Vuelven a repetir el guion que una vez les funcionó.
Sin embargo, los tiempos difieren. Ya Castro no puede infundir terror, punto en el que se basaba lo que muchos consideraban el «don» principal de su liderazgo. No eran sus largas horas frente al micrófono –en las que terminaba diciendo y desdiciéndose–, tampoco era su figura corporal –más alta que la media de los cubanos–, ni mucho menos su supuesta sabiduría –un mito creado a partir de que hablaba atrevidamente de todo y contaba con grupos de asesores que le preparaban amplios resúmenes–. No, la influencia de Castro sobre millones de personas en esta Isla descansaba en el miedo.
La gente temía que una mañana se despertara y dictara una medida para erradicar un tipo de mercado, confiscar grandes extensiones de tierra o impulsar un ofensiva que acabara con los últimos vestigios de emprendimiento privado.
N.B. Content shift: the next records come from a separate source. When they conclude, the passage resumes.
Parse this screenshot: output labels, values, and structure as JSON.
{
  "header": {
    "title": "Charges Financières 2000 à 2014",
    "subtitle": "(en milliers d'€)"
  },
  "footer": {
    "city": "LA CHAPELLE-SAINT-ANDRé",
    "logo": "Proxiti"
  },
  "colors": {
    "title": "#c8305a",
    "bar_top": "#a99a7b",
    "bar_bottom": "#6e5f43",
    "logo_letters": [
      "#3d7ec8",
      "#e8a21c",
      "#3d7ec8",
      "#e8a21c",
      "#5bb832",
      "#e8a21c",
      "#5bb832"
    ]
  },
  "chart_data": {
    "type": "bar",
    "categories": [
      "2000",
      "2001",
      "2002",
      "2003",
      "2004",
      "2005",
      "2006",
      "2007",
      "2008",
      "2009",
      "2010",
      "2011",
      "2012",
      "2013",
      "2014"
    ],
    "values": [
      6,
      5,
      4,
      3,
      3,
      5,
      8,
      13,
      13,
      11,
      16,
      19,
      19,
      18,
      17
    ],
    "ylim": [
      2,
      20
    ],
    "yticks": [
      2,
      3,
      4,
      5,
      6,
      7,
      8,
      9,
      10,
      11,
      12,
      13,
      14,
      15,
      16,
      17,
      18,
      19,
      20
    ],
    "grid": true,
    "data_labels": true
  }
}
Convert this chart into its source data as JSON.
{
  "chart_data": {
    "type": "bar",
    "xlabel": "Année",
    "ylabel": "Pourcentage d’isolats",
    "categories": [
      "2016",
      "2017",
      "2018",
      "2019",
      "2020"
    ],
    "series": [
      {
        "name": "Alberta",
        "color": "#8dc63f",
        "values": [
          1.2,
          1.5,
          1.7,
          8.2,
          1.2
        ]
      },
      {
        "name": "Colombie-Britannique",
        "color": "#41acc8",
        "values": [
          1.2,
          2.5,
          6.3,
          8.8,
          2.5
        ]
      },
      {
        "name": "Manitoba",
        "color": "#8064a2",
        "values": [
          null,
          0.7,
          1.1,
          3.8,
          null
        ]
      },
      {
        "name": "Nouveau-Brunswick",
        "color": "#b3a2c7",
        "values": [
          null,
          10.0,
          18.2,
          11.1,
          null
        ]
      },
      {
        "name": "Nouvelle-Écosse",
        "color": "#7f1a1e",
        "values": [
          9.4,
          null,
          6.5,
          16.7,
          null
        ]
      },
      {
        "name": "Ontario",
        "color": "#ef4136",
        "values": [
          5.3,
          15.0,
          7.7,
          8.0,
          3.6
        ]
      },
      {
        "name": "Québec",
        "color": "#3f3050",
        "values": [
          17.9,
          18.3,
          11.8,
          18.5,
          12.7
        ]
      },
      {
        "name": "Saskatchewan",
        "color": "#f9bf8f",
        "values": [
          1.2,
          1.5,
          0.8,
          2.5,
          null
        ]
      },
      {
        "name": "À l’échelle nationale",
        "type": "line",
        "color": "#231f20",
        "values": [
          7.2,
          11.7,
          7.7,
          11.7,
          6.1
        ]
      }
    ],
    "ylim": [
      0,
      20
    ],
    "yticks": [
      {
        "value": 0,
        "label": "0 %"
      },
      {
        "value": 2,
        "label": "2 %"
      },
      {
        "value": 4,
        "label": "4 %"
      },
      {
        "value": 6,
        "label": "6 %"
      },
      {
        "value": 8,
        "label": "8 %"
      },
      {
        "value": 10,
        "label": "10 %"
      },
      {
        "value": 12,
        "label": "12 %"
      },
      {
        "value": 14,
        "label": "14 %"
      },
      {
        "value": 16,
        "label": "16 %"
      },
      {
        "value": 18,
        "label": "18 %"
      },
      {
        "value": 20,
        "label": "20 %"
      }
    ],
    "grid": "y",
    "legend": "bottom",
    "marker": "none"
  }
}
En el interior de las casas se temblaba porque una frase dicha en un mal lugar pudiera llevar al hijo o a la madre hasta una cárcel, donde la «justicia revolucionaria» que Castro impartía sin clemencia terminaría destrozándoles la vida. El pavor era tan grande, que se inventaron infinidad de apodos para no nombrarlo y hasta se le reservó el pronombre «Él» en las conversaciones, de manera que se aliviaba el pánico de pronunciar sus once letras.
No, ese miedo no vuelve a golpe de pancartas y esculturas que lo recuerden. Ese miedo quedó en el pasado y el actual paroxismo que ha alcanzado el culto a la personalidad alrededor de Fidel Castro lo que provoca es burla y hastío. Sus herederos políticos están creando una red de monumentos, que no solo contradice la última voluntad de su fenecido líder, sino que está ya en la mira de la ira social.
A los pueblos les encanta bajar de los altares a los que se creyeron dignos de estar en ellos.